19 documents de politique transversale (DPT) ont été institués, relatifs à différentes politiques dont la lutte contre l'évasion fiscale et la fraude en matière d'impositions de toutes natures et de cotisations sociales.
Il peut être retiré de ce document, qui compte parmi les annexes au projet de loi de finances pour 2021, des informations sur les orientations de la lutte engagée par l’Administration fiscale, les méthodes employées et les moyens mis en œuvre, ainsi que les résultats obtenus … parfois saupoudrées d’une petite dose d’autosatisfaction.

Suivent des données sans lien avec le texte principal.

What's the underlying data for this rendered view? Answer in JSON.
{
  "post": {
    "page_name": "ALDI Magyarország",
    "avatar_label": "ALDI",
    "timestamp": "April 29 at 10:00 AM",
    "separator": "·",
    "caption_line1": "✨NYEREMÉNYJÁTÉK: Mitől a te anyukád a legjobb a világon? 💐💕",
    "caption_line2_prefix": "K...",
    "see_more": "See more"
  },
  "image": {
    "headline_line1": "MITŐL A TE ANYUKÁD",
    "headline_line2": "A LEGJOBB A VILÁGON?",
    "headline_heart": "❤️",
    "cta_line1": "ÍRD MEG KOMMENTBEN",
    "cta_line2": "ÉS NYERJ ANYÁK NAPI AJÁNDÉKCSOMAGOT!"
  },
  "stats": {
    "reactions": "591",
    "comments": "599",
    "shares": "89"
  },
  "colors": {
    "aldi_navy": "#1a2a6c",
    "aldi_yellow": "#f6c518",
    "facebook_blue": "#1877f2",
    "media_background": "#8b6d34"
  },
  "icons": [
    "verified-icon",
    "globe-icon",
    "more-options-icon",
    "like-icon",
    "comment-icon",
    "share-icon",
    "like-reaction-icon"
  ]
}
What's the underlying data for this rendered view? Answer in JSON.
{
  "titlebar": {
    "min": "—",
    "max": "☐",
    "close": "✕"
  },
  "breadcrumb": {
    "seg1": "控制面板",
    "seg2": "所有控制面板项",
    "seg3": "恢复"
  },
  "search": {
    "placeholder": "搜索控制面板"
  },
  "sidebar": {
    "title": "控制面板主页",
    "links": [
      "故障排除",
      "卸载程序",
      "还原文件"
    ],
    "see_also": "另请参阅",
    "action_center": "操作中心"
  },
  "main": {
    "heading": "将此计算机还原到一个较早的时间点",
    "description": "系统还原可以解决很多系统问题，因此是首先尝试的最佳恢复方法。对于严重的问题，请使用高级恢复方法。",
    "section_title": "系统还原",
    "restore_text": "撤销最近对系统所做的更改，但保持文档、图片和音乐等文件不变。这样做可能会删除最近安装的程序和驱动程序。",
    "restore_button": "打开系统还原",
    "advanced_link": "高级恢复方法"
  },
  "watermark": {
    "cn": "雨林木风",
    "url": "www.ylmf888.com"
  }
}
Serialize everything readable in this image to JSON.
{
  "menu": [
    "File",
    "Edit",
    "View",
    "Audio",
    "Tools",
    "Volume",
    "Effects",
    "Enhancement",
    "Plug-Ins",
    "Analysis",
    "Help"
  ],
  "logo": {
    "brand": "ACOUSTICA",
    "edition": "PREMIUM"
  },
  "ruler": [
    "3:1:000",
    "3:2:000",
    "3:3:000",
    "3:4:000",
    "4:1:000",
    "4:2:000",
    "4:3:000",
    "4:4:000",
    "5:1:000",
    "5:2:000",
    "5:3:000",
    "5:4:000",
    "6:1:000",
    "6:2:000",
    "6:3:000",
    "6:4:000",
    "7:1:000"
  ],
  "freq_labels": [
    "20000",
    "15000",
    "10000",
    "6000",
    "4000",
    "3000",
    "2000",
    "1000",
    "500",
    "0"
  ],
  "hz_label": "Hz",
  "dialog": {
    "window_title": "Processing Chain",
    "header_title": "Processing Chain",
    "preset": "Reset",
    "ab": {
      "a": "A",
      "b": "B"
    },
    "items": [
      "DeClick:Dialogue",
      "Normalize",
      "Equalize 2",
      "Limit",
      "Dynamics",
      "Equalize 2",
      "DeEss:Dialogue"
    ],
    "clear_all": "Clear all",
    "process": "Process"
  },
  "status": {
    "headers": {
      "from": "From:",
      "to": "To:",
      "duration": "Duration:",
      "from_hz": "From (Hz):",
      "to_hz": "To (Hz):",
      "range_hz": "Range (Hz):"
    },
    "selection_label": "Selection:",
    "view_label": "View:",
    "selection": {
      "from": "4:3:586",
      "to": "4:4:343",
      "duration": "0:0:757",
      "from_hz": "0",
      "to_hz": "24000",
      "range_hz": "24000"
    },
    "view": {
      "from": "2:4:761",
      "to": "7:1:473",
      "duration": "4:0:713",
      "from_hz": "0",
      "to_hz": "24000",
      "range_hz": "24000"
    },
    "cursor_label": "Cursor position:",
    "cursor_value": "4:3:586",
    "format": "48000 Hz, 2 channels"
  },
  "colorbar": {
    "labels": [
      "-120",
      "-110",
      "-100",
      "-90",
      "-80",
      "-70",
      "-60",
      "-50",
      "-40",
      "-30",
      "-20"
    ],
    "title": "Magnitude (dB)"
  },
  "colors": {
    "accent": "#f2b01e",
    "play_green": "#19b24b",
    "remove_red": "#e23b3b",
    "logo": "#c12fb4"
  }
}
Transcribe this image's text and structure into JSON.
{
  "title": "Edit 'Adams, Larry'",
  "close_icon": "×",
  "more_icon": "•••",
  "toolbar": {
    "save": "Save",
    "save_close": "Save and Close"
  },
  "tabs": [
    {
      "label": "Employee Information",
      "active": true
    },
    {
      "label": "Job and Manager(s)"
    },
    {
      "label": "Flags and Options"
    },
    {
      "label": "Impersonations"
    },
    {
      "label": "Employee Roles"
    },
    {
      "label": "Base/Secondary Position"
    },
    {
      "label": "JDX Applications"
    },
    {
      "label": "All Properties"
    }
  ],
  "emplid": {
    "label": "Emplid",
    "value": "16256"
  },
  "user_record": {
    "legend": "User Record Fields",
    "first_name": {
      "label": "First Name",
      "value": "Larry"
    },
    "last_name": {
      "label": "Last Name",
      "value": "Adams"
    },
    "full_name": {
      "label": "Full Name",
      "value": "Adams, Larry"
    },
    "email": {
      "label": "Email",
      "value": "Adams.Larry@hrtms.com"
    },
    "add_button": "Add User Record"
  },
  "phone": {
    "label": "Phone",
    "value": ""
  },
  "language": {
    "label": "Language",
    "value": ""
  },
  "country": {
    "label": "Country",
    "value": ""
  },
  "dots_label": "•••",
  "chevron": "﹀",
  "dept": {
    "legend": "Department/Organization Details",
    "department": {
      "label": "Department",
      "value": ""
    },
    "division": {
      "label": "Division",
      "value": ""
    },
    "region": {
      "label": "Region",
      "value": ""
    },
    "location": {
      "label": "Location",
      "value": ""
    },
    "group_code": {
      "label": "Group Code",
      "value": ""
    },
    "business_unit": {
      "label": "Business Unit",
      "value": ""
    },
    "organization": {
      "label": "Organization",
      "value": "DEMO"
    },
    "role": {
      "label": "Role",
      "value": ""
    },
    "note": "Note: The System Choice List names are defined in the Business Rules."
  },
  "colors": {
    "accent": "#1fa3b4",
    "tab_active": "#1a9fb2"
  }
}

L’Administration rappelle l’évidence : la lutte contre l’évasion et la fraude fiscales est un enjeu majeur de souveraineté et de redressement des comptes publics et à ce titre constitue une priorité de l'action publique.
Selon l’Administration, les lois récentes qui ont consacré la distinction entre, d'une part, la régularisation de l'erreur commise par le contribuable de bonne foi et, d'autre part, la lutte contre l'évasion et la fraude fiscales portent aujourd’hui leurs effets. Et si ces deux tâches sont menées par les mêmes services de contrôle, l’Administration estime que ces services « s’approprient progressivement ces évolutions pour mieux adapter leurs réponses aux diverses situations rencontrées : des procédures plus légères pour la rectification d’erreurs et des procédures plus lourdes ou judiciaires sur les dossiers de fraude avérée ».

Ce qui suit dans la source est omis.